Vacation days as currency in the war for talent.

 How individual wage and vacation arrangements in employment contracts can attract employees.

Vacation days as currency in the war for talent.

Above all younger employees and applicants appreciate flexibility with regard to their salary and vacation. Individual provisions in employment contracts can reconcile an employee’s desire for more salary and less vacation or more vacation and less salary.

Flexibility: an advantage for employers in the war for talent

The competition for talent is fierce and the war for talent shows no sign of waning. In this situation, employers are well advised to respond flexibly to (potential) employees’ wishes and needs as a means of winning over applicants and retaining employees.

Individual arrangements have proven to be particularly popular among young people, who now expect a certain degree of flexibility from employers. This also applies to organizing working conditions.

A trend is emerging here: A willingness to forgo wages in favor of more vacation or to forgo vacation time for a salary for a more individual work-life balance.

Employment contracts allow individual provisions

Labor law does not stand in the way of this desire for flexibility and individual arrangements.

Although there is no legal entitlement to exchange salary for vacation days or vice versa, individual agreements between employers and employees are possible, subject to certain limitations.

Ideally, agreements regarding more vacation and less money or less money and more vacation need to be documented in writing – either in the employment contract or a supplementary agreement – to comply with the law on evidence.

Limited by the legal entitlement to minimum leave

Employers and employees are not completely free to negotiate the purchase or sale of vacation days. Employers are legally required to grant employees (with a six-day week) at least 24 days of vacation. Moreover, Section 3 of the Federal Leave Act (BUrlG) along with the statutory minimum leave entitlements for young people and severely disabled persons (Section 19 of the Young Persons Protection of Employment Ac (JArbSchG) and Section 208 (1) of the Social Security Statute Book IX (SGB IX)) must also be observed.

Less then the stipulated minimum leave is not possible even with an individual arrangement. This is due to reasons of employee protection. Minimum leave is intended to maintain employees’ health and ability to work.

Collective agreements impose further limits

Collective bargaining agreements sometimes stipulate additional requirements regarding minimum leave. If the employer and employee are bound by a collective agreement, leave entitlements can only be reduced if permitted by a corresponding clause in the company’s collective agreement with the trade union. If a collective agreement is only included in the employment contract, deviating from the collective agreement is not a problem.

This means that foregoing vacation for “more money” is only possible regard to additional leave granted voluntarily by the employer. In this case, parties are free to agree on more pay or on more additional leave and less pay in lieu of these additional vacation days granted by the company.

Clarity is important

Employers need to clearly state the arrangements with their employees regarding the increased or decreased leave.

One recommended approach is to clearly separate the statutory minimum vacation from any additional vacation days.

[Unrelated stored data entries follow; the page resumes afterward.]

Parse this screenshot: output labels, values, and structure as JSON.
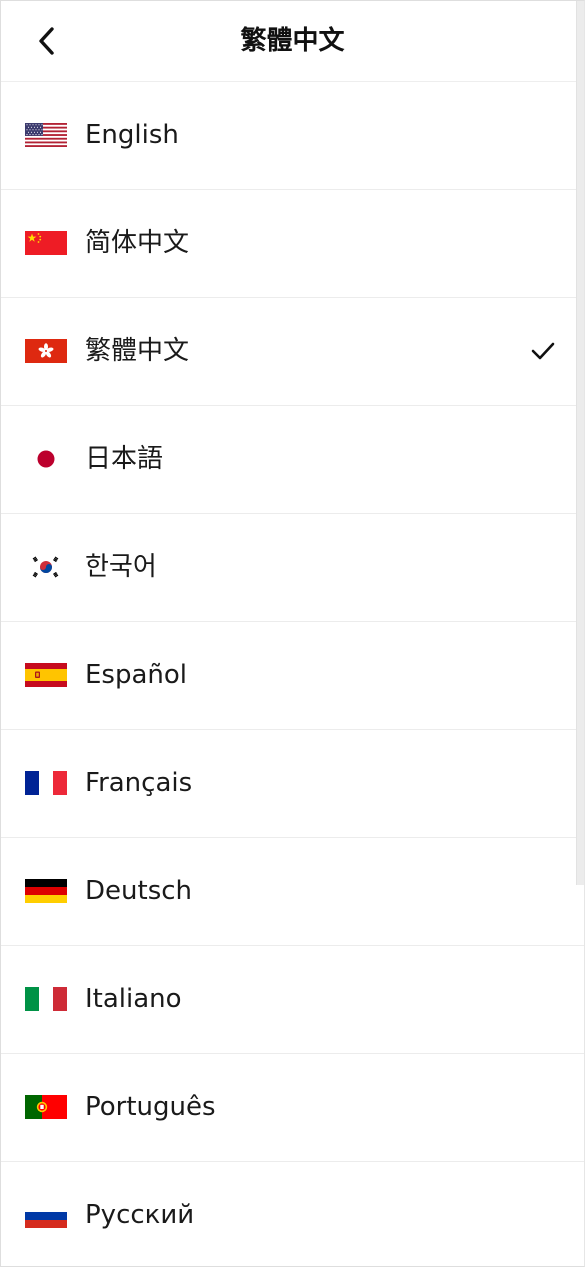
{
  "header": {
    "title": "繁體中文",
    "back_icon": "chevron-left-icon"
  },
  "languages": [
    {
      "label": "English",
      "flag": "us-flag-icon",
      "selected": false
    },
    {
      "label": "简体中文",
      "flag": "cn-flag-icon",
      "selected": false
    },
    {
      "label": "繁體中文",
      "flag": "hk-flag-icon",
      "selected": true
    },
    {
      "label": "日本語",
      "flag": "jp-flag-icon",
      "selected": false
    },
    {
      "label": "한국어",
      "flag": "kr-flag-icon",
      "selected": false
    },
    {
      "label": "Español",
      "flag": "es-flag-icon",
      "selected": false
    },
    {
      "label": "Français",
      "flag": "fr-flag-icon",
      "selected": false
    },
    {
      "label": "Deutsch",
      "flag": "de-flag-icon",
      "selected": false
    },
    {
      "label": "Italiano",
      "flag": "it-flag-icon",
      "selected": false
    },
    {
      "label": "Português",
      "flag": "pt-flag-icon",
      "selected": false
    },
    {
      "label": "Русский",
      "flag": "ru-flag-icon",
      "selected": false
    }
  ],
  "selected_icon": "checkmark-icon",
  "colors": {
    "text": "#1a1a1a",
    "divider": "#ececec",
    "background": "#ffffff"
  }
}
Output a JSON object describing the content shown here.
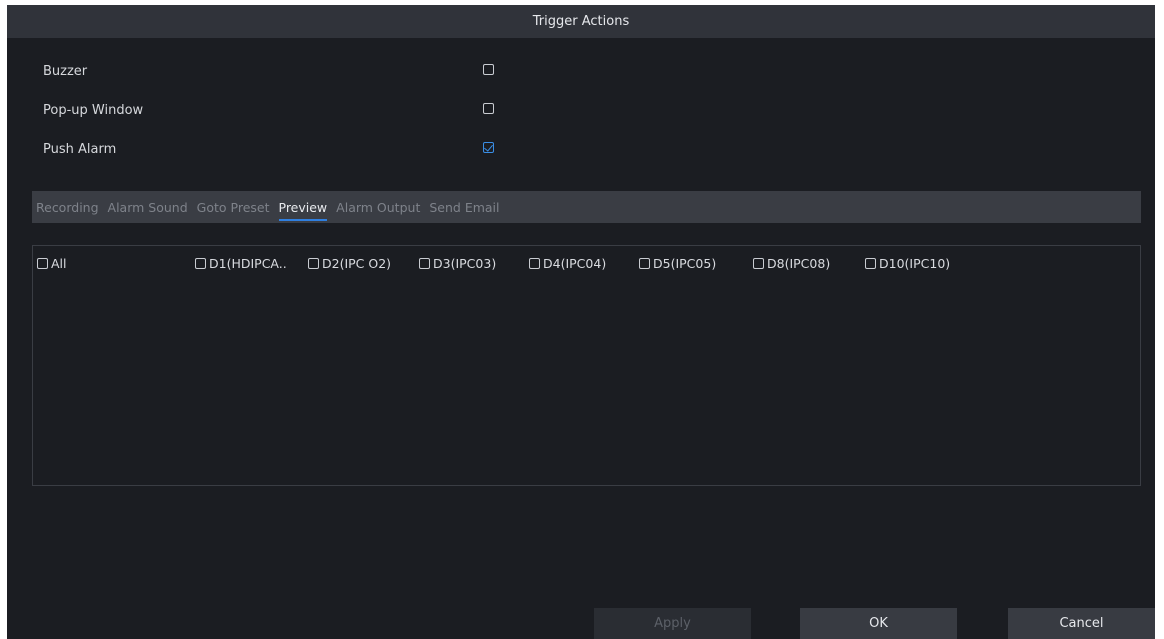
{
  "dialog": {
    "title": "Trigger Actions"
  },
  "options": [
    {
      "label": "Buzzer",
      "checked": false
    },
    {
      "label": "Pop-up Window",
      "checked": false
    },
    {
      "label": "Push Alarm",
      "checked": true
    }
  ],
  "tabs": [
    {
      "label": "Recording",
      "active": false
    },
    {
      "label": "Alarm Sound",
      "active": false
    },
    {
      "label": "Goto Preset",
      "active": false
    },
    {
      "label": "Preview",
      "active": true
    },
    {
      "label": "Alarm Output",
      "active": false
    },
    {
      "label": "Send Email",
      "active": false
    }
  ],
  "channels": [
    {
      "label": "All",
      "checked": false
    },
    {
      "label": "D1(HDIPCA..",
      "checked": false
    },
    {
      "label": "D2(IPC O2)",
      "checked": false
    },
    {
      "label": "D3(IPC03)",
      "checked": false
    },
    {
      "label": "D4(IPC04)",
      "checked": false
    },
    {
      "label": "D5(IPC05)",
      "checked": false
    },
    {
      "label": "D8(IPC08)",
      "checked": false
    },
    {
      "label": "D10(IPC10)",
      "checked": false
    }
  ],
  "buttons": {
    "apply": "Apply",
    "ok": "OK",
    "cancel": "Cancel"
  },
  "colors": {
    "accent": "#2f7fe0",
    "background": "#1b1d22",
    "titlebar": "#30333a"
  }
}
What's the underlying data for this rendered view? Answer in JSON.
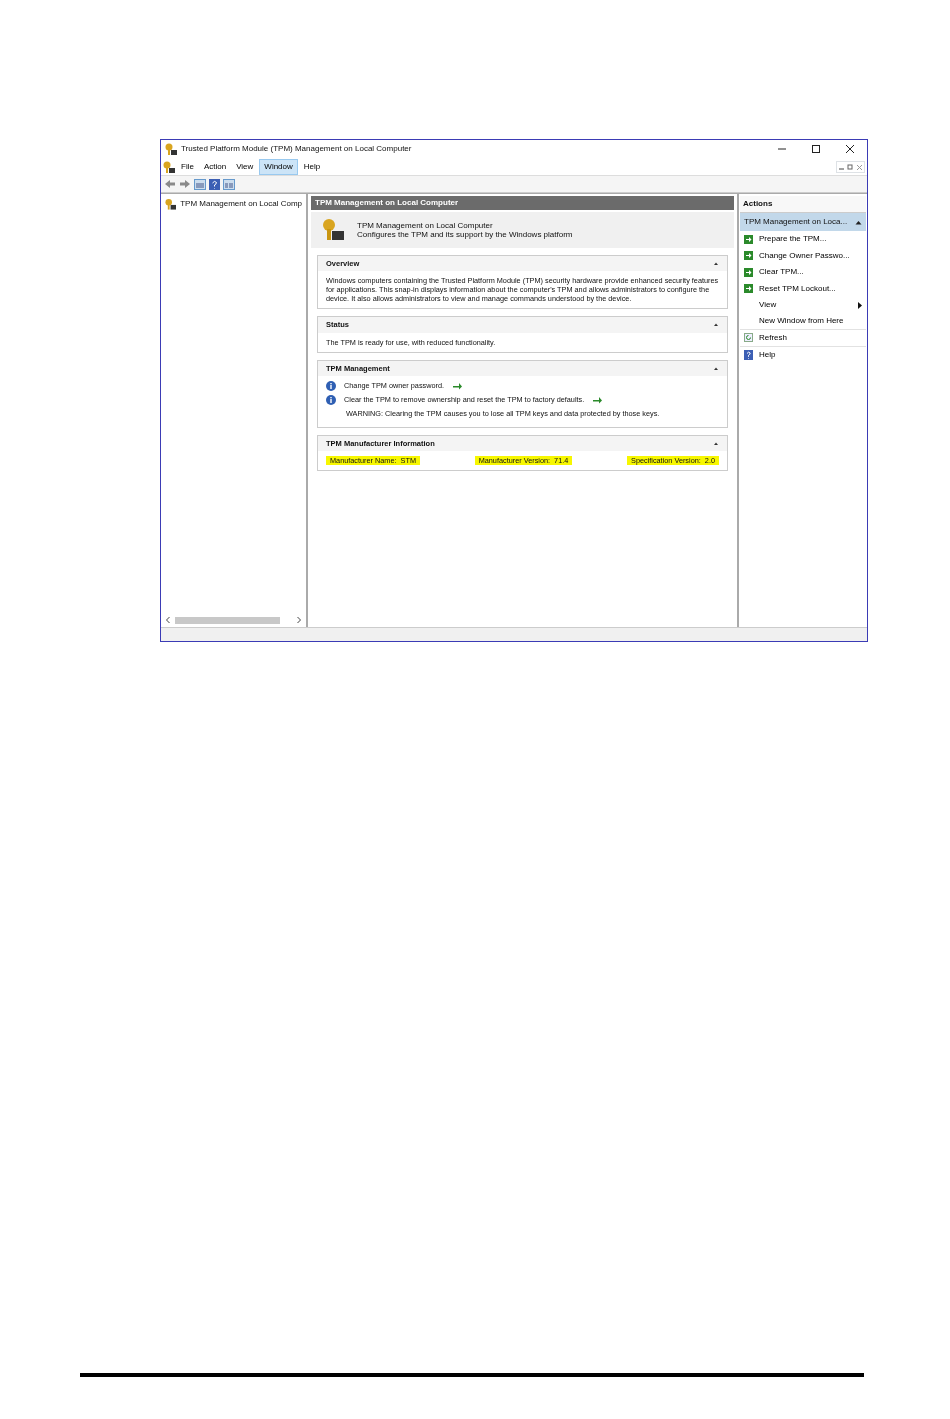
{
  "window": {
    "title": "Trusted Platform Module (TPM) Management on Local Computer"
  },
  "menu": [
    {
      "label": "File",
      "selected": false
    },
    {
      "label": "Action",
      "selected": false
    },
    {
      "label": "View",
      "selected": false
    },
    {
      "label": "Window",
      "selected": true
    },
    {
      "label": "Help",
      "selected": false
    }
  ],
  "tree": {
    "items": [
      {
        "label": "TPM Management on Local Comp"
      }
    ]
  },
  "main": {
    "header": "TPM Management on Local Computer",
    "intro": {
      "title": "TPM Management on Local Computer",
      "subtitle": "Configures the TPM and its support by the Windows platform"
    },
    "sections": [
      {
        "title": "Overview",
        "expanded": true,
        "kind": "text",
        "text": "Windows computers containing the Trusted Platform Module (TPM) security hardware provide enhanced security features for applications. This snap-in displays information about the computer's TPM and allows administrators to configure the device. It also allows administrators to view and manage commands understood by the device."
      },
      {
        "title": "Status",
        "expanded": true,
        "kind": "text",
        "text": "The TPM is ready for use, with reduced functionality."
      },
      {
        "title": "TPM Management",
        "expanded": true,
        "kind": "tasks",
        "items": [
          {
            "kind": "task",
            "text": "Change TPM owner password."
          },
          {
            "kind": "task",
            "text": "Clear the TPM to remove ownership and reset the TPM to factory defaults."
          },
          {
            "kind": "note",
            "text": "WARNING: Clearing the TPM causes you to lose all TPM keys and data protected by those keys."
          }
        ]
      },
      {
        "title": "TPM Manufacturer Information",
        "expanded": true,
        "kind": "fields",
        "fields": [
          {
            "text": "Manufacturer Name:  STM",
            "highlighted": true
          },
          {
            "text": "Manufacturer Version:  71.4",
            "highlighted": true
          },
          {
            "text": "Specification Version:  2.0",
            "highlighted": true
          }
        ]
      }
    ]
  },
  "actions": {
    "title": "Actions",
    "group": {
      "label": "TPM Management on Loca...",
      "expanded": true
    },
    "items": [
      {
        "label": "Prepare the TPM...",
        "kind": "run"
      },
      {
        "label": "Change Owner Passwo...",
        "kind": "run"
      },
      {
        "label": "Clear TPM...",
        "kind": "run"
      },
      {
        "label": "Reset TPM Lockout...",
        "kind": "run"
      },
      {
        "label": "View",
        "kind": "submenu"
      },
      {
        "label": "New Window from Here",
        "kind": "plain"
      },
      {
        "label": "Refresh",
        "kind": "refresh"
      },
      {
        "label": "Help",
        "kind": "help"
      }
    ]
  }
}
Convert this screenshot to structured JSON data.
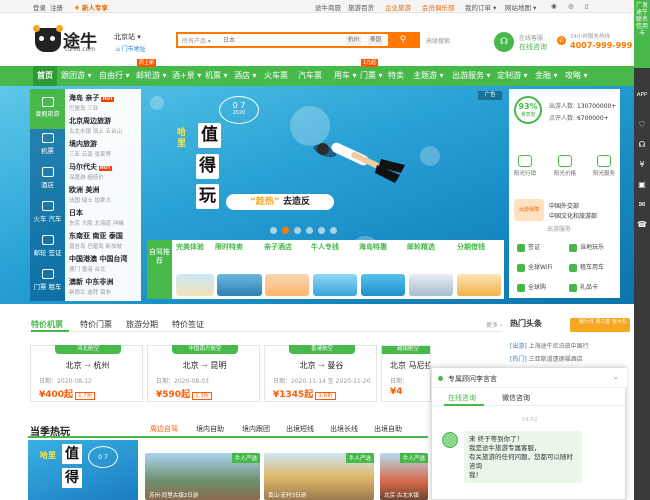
{
  "topbar": {
    "login": "登录",
    "register": "注册",
    "newbie": "新人专享",
    "links": [
      "途牛商旅",
      "旅游百货",
      "企业旅游",
      "会员俱乐部",
      "我的订单 ▾",
      "网站地图 ▾"
    ]
  },
  "header": {
    "logo_text": "途牛",
    "logo_sub": "tuniu.com",
    "city": "北京站 ▾",
    "city_sub": "门市地址",
    "search": {
      "category": "所有产品 ▾",
      "placeholder": "日本",
      "hot_tags": [
        "杭州",
        "泰国"
      ],
      "button_icon": "search-icon"
    },
    "advanced": "高级搜索",
    "service_label": "在线客服",
    "online_label": "在线咨询",
    "phone_label": "24小时服务热线",
    "phone": "4007-999-999"
  },
  "nav": {
    "items": [
      "首页",
      "跟团游 ▾",
      "自由行 ▾",
      "邮轮游 ▾",
      "酒+景 ▾",
      "机票 ▾",
      "酒店 ▾",
      "火车票",
      "汽车票",
      "用车 ▾",
      "门票 ▾",
      "特卖",
      "主题游 ▾",
      "出游服务 ▾",
      "定制游 ▾",
      "金融 ▾",
      "攻略 ▾"
    ],
    "tags": [
      {
        "index": 3,
        "text": "周上新"
      },
      {
        "index": 10,
        "text": "1元起"
      }
    ],
    "accent": "#47b84a"
  },
  "sidebar_right": {
    "top_text": "广发途牛联名信用卡",
    "app": "APP",
    "icons": [
      "heart-icon",
      "headset-icon",
      "coupon-icon",
      "gift-icon",
      "message-icon",
      "phone-icon"
    ]
  },
  "left_categories": [
    {
      "label": "度假旅游",
      "icon": "palm-icon"
    },
    {
      "label": "机票",
      "icon": "plane-icon"
    },
    {
      "label": "酒店",
      "icon": "hotel-icon"
    },
    {
      "label": "火车 汽车",
      "icon": "train-icon"
    },
    {
      "label": "邮轮 签证",
      "icon": "ship-icon"
    },
    {
      "label": "门票 租车",
      "icon": "ticket-icon"
    }
  ],
  "category_list": [
    {
      "title": "海岛 亲子",
      "hot": "HOT",
      "sub": "巴厘岛 三亚"
    },
    {
      "title": "北京周边旅游",
      "hot": "",
      "sub": "古北水镇 坝上 五台山"
    },
    {
      "title": "境内旅游",
      "hot": "",
      "sub": "三亚 云南 张家界"
    },
    {
      "title": "马尔代夫",
      "hot": "HOT",
      "sub": "深度游 超低价"
    },
    {
      "title": "欧洲 美洲",
      "hot": "",
      "sub": "法国 瑞士 加拿大"
    },
    {
      "title": "日本",
      "hot": "",
      "sub": "东京 大阪 北海道 冲绳"
    },
    {
      "title": "东南亚 南亚 泰国",
      "hot": "",
      "sub": "普吉岛 巴厘岛 新加坡"
    },
    {
      "title": "中国港澳 中国台湾",
      "hot": "",
      "sub": "澳门 香港 台北"
    },
    {
      "title": "澳新 中东非洲",
      "hot": "",
      "sub": "新西兰 迪拜 南非"
    }
  ],
  "banner": {
    "hali": "哈里",
    "words": [
      "值",
      "得",
      "玩"
    ],
    "date_top": "0 7",
    "date_bottom": "2020",
    "slogan_quoted": "“趁热”",
    "slogan_rest": " 去造反",
    "ad_mark": "广告",
    "slides": 6,
    "active_slide": 1
  },
  "right_panel": {
    "satisfaction": "93%",
    "satisfaction_label": "满意度",
    "stats": [
      {
        "label": "出游人数",
        "value": "130700000+"
      },
      {
        "label": "点评人数",
        "value": "6700000+"
      }
    ],
    "icons": [
      {
        "label": "阳光行销",
        "icon": "sun-icon"
      },
      {
        "label": "阳光价格",
        "icon": "price-icon"
      },
      {
        "label": "阳光服务",
        "icon": "service-icon"
      }
    ],
    "gov_line1": "中国外交部",
    "gov_line2": "中国文化和旅游部",
    "gov_badge": "出游保障",
    "bottom_header": "出游服务",
    "services": [
      "签证",
      "当地玩乐",
      "全球WiFi",
      "租车用车",
      "全球购",
      "礼品卡"
    ]
  },
  "promo": {
    "head": "自驾推荐",
    "items": [
      {
        "title": "完美体验",
        "sub": ""
      },
      {
        "title": "限时特卖",
        "sub": ""
      },
      {
        "title": "亲子酒店",
        "sub": ""
      },
      {
        "title": "牛人专线",
        "sub": ""
      },
      {
        "title": "海岛特惠",
        "sub": ""
      },
      {
        "title": "邮轮精选",
        "sub": ""
      },
      {
        "title": "分期借钱",
        "sub": ""
      }
    ]
  },
  "special_tabs": [
    "特价机票",
    "特价门票",
    "旅游分期",
    "特价签证"
  ],
  "more": "更多 ›",
  "flights": [
    {
      "airline": "河北航空",
      "from": "北京",
      "to": "杭州",
      "date": "日期：2020-08-12",
      "price": "¥400起",
      "disc": "1.7折"
    },
    {
      "airline": "中国南方航空",
      "from": "北京",
      "to": "昆明",
      "date": "日期：2020-08-03",
      "price": "¥590起",
      "disc": "1.3折"
    },
    {
      "airline": "香港航空",
      "from": "北京",
      "to": "曼谷",
      "date": "日期：2020-11-14 至 2020-11-20",
      "price": "¥1345起",
      "disc": "1.6折"
    },
    {
      "airline": "越南航空",
      "from": "北京",
      "to": "马尼拉",
      "date": "日期：",
      "price": "¥4",
      "disc": ""
    }
  ],
  "headlines": {
    "title": "热门头条",
    "banner": "银行日 周三签 有大礼",
    "items": [
      {
        "tag": "[出游]",
        "text": "上海途牛尼泊旅中国行"
      },
      {
        "tag": "[热门]",
        "text": "三亚斯道遗德福酒店"
      }
    ]
  },
  "hot_section": {
    "title": "当季热玩",
    "tabs": [
      "周边自驾",
      "境内自助",
      "境内跟团",
      "出境短线",
      "出境长线",
      "出境自助"
    ],
    "cards": [
      {
        "badge": "牛人严选",
        "caption": "苏州·同里古镇2日游"
      },
      {
        "badge": "牛人严选",
        "caption": "黄山·宏村3日游"
      },
      {
        "badge": "牛人严选",
        "caption": "北京·古北水镇"
      }
    ]
  },
  "chat": {
    "title": "专属顾问李言言",
    "tabs": [
      "在线咨询",
      "微信咨询"
    ],
    "time": "14:52",
    "message_lines": [
      "来 终于等到你了！",
      "我是途牛旅游专属客服，",
      "有关旅游的任何问题，您都可以随时咨询",
      "我！"
    ]
  }
}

Documenting the conditions governing the purchase or sale of working days is also important. The price of a vacation day in existing employment relationships is based on the earnings of the last 13 weeks and the number of working days. These factors for the calculation may vary if earnings fluctuate greatly depending on the season.

Finally, any agreement needs to clearly state whether the regulation applies once or permanently.

What can we do for you?

Do you have questions about buying or selling vacation days? Do not hesitate to contact us!

Summary of the key facts:

  • Buying and selling vacation days is possible provided that the statutory or collectively agreed minimum vacation is complied with.
  • A written provision in the employment contract or in a supplementary agreement is essential.
  • The terms of the purchase/sale need to be clearly defined.